999Eye, conceived by WMFS and developed in collaboration with Capita, is believed to be the first solution of its kind in the world. It is helping operators in Staffordshire and West Midlands Fire Control ensure that the most appropriate resources are sent to incidents. This could mean, for serious incidents, sending more fire appliances with crews of five firefighters. Or, in other circumstances, a Brigade Response Vehicle (BRV) with a crew of three could be sent instead of a fully-crewed engine.
People in need of help still call 999 as normal, and there is no change to how firefighters are then mobilised based on the information given.

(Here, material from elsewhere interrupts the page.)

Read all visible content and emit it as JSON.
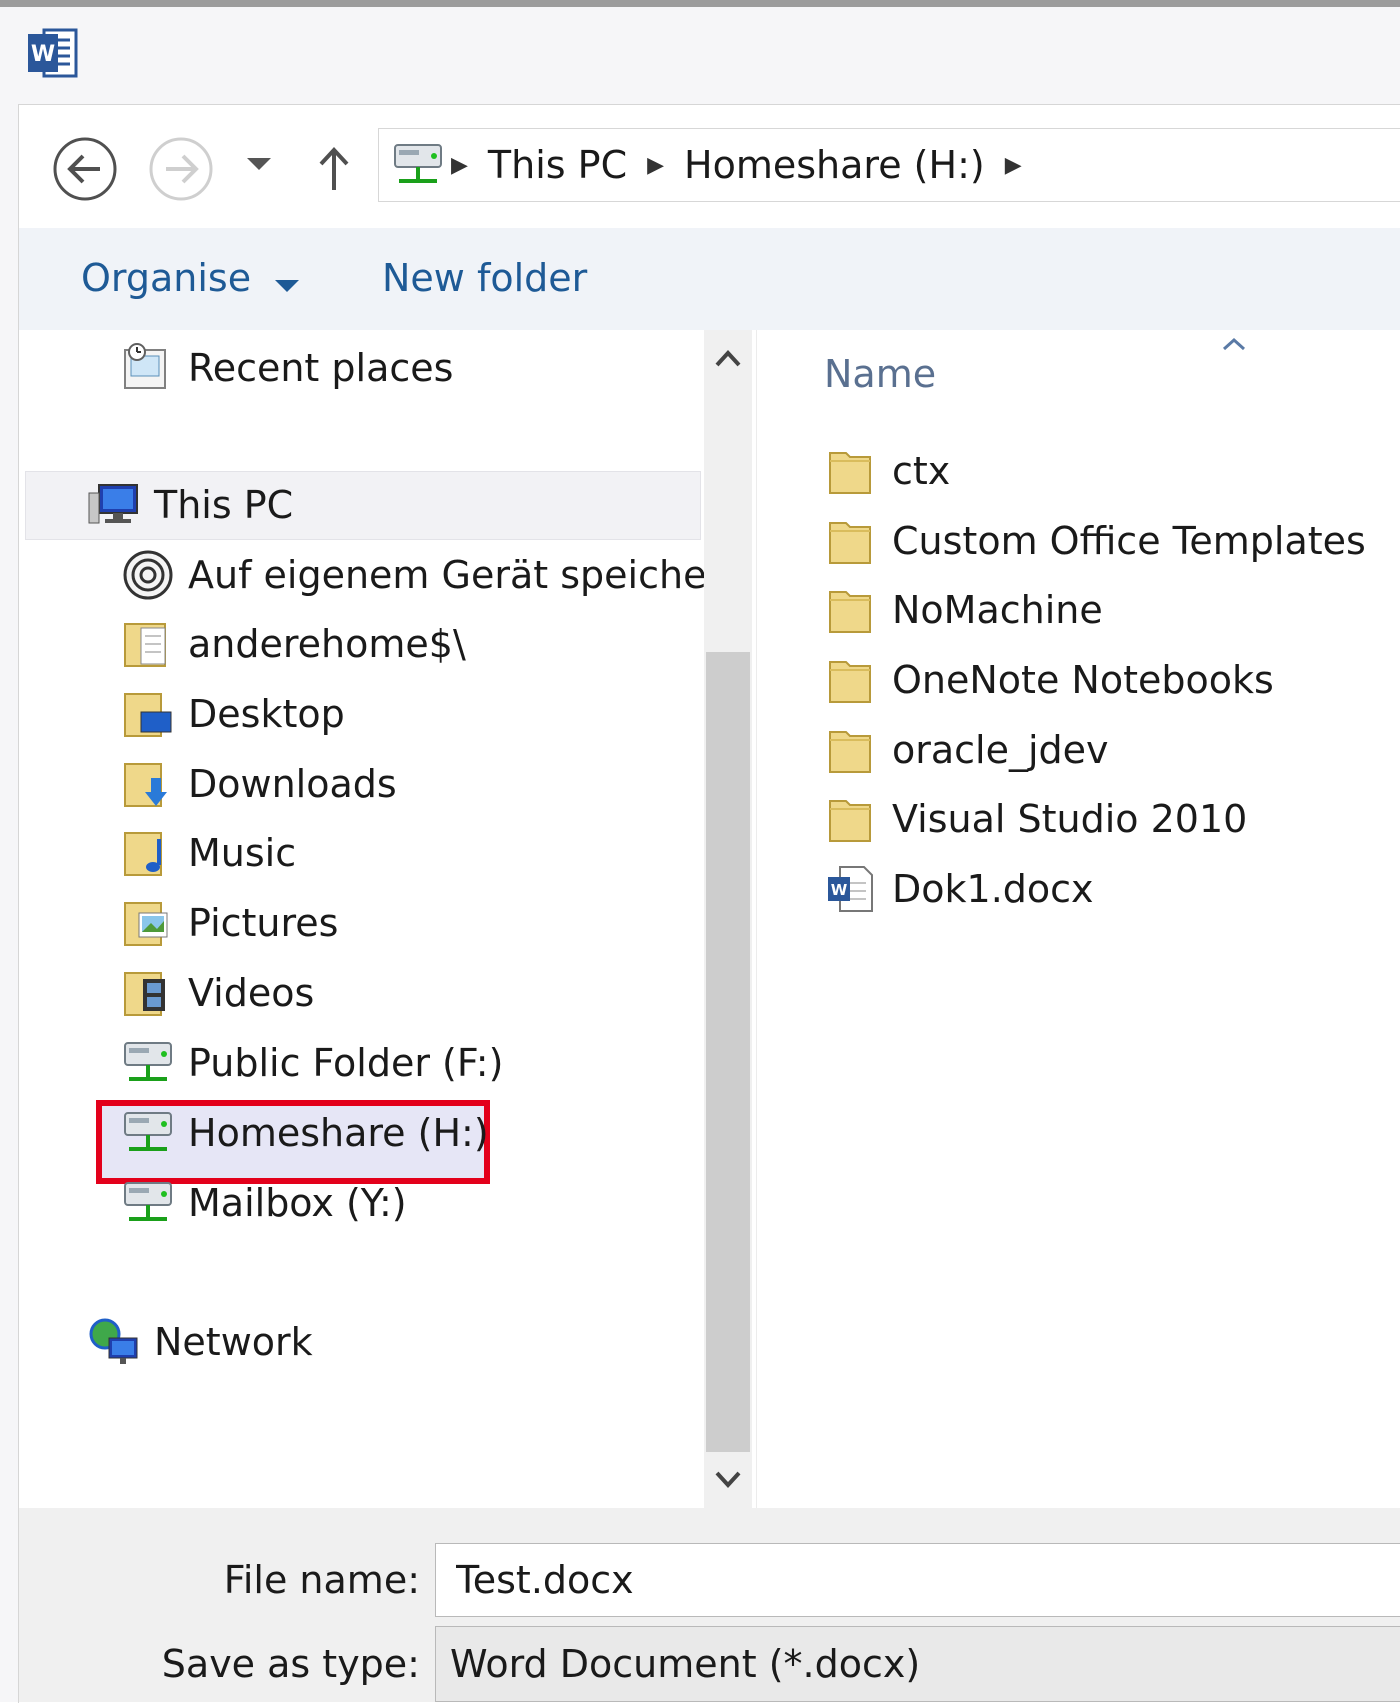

West Midlands firefighters aim to reach emergencies in which people or buildings are in danger in just five minutes, but the current average is even quicker at four minutes and 44 seconds. Responding to incidents safely, quickly and assertively is key to reducing casualties and damage to homes, businesses and other property.

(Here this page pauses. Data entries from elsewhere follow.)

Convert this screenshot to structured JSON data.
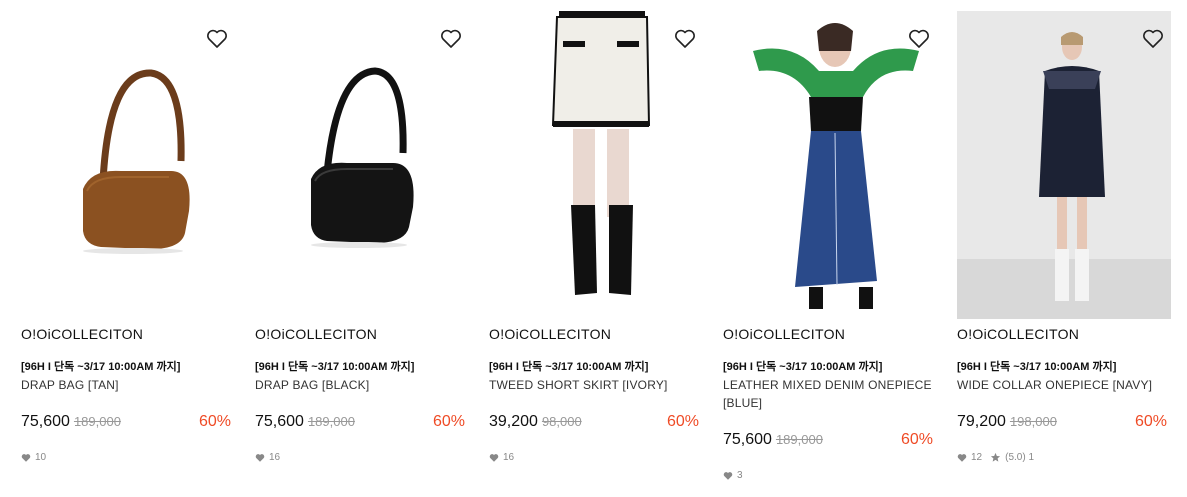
{
  "products": [
    {
      "brand": "O!OiCOLLECITON",
      "tag": "[96H I 단독 ~3/17 10:00AM 까지]",
      "name": "DRAP BAG [TAN]",
      "price": "75,600",
      "original_price": "189,000",
      "discount": "60%",
      "likes": "10"
    },
    {
      "brand": "O!OiCOLLECITON",
      "tag": "[96H I 단독 ~3/17 10:00AM 까지]",
      "name": "DRAP BAG [BLACK]",
      "price": "75,600",
      "original_price": "189,000",
      "discount": "60%",
      "likes": "16"
    },
    {
      "brand": "O!OiCOLLECITON",
      "tag": "[96H I 단독 ~3/17 10:00AM 까지]",
      "name": "TWEED SHORT SKIRT [IVORY]",
      "price": "39,200",
      "original_price": "98,000",
      "discount": "60%",
      "likes": "16"
    },
    {
      "brand": "O!OiCOLLECITON",
      "tag": "[96H I 단독 ~3/17 10:00AM 까지]",
      "name": "LEATHER MIXED DENIM ONEPIECE [BLUE]",
      "price": "75,600",
      "original_price": "189,000",
      "discount": "60%",
      "likes": "3"
    },
    {
      "brand": "O!OiCOLLECITON",
      "tag": "[96H I 단독 ~3/17 10:00AM 까지]",
      "name": "WIDE COLLAR ONEPIECE [NAVY]",
      "price": "79,200",
      "original_price": "198,000",
      "discount": "60%",
      "likes": "12",
      "review": "(5.0) 1"
    }
  ],
  "icons": {
    "wishlist": "heart-outline-icon",
    "likes": "heart-filled-icon",
    "rating": "star-icon"
  },
  "colors": {
    "discount": "#ef4b26",
    "strike": "#999999",
    "meta": "#888888"
  }
}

Now Fire Control staff have the option, once initial resources have been dispatched, to send a secure link to a 999 caller, with their permission, via a text message. The caller clicks on the link, which opens a one-use-only connection between their device’s camera and fire control. Depending on the type of smartphone, they will have the option to take and send photos, live stream video, or both. GPS coordinates are also delivered, helping to pinpoint the exact location of an incident.

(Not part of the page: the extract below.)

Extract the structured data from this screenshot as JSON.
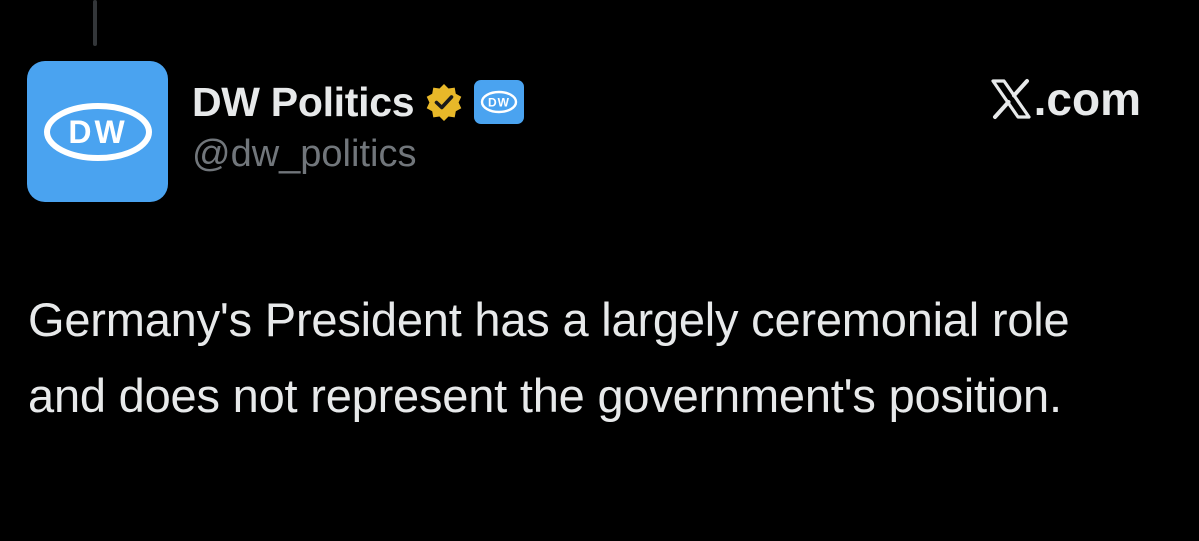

Following extensive testing, the secure system has been in operational use for just over a month. It has been used in a variety of situations, including: a building fire in Bilston, requiring 10 firefighters and two fire engines; a car fire in Yardley, Birmingham (pictured here). A relatively small fire to which three firefighters and a BRV were sent; dumped rubbish and electrical appliances on fire in Parkfield, Wolverhampton. One BRV and one fire engine sent; the early identification of chemicals. A photo of a container involved in an incident meant that WMFS’s specialist hazardous materials team could offer early advice remotely and didn’t need to attend, saving vital travel time and keeping the team available for other calls
Watch Commander Eddie Sammons, of WMFS’s Research, Development, Technology and Innovation team, said, “We’re extremely proud to have worked with Capita on 999Eye. We believe we’re the first fire and rescue service in the world to use such technology. People who need our help should still call 999 and tell us what’s happening in the usual way. We’ll then mobilise firefighters like we always have and they’ll aim to arrive in just five minutes if life or property is at risk. 999Eye now gives us the added capability to confirm that we’re sending the most appropriate level and type of resources. It shouldn’t be long before we’re able to relay the images direct to the fire crews as they’re on their way, so they can be even better prepared when they arrive.”
Raymond Fegan, National Sales Manager at PageOne, part of Capita PLC, said, “The team at Capita are delighted to have been involved in the development of this service in conjunction with WMFS and to be hosting it. 999Eye has already allowed the control room staff to re-assess if the initial response is appropriate, deliver further information to responding crews or, as in the case of a potential chemical incident, assess that no resource needed to be sent. All of this is thanks to the ability to have remote eyes on scene, avoiding responding resources being deployed. The solution is secure, simple to use and of immense value to all blue light organisations. 999Eye has already won the BAPCO 2017 conference ‘Product Innovation Award’ for the product that has the greatest impact on public safety communications.”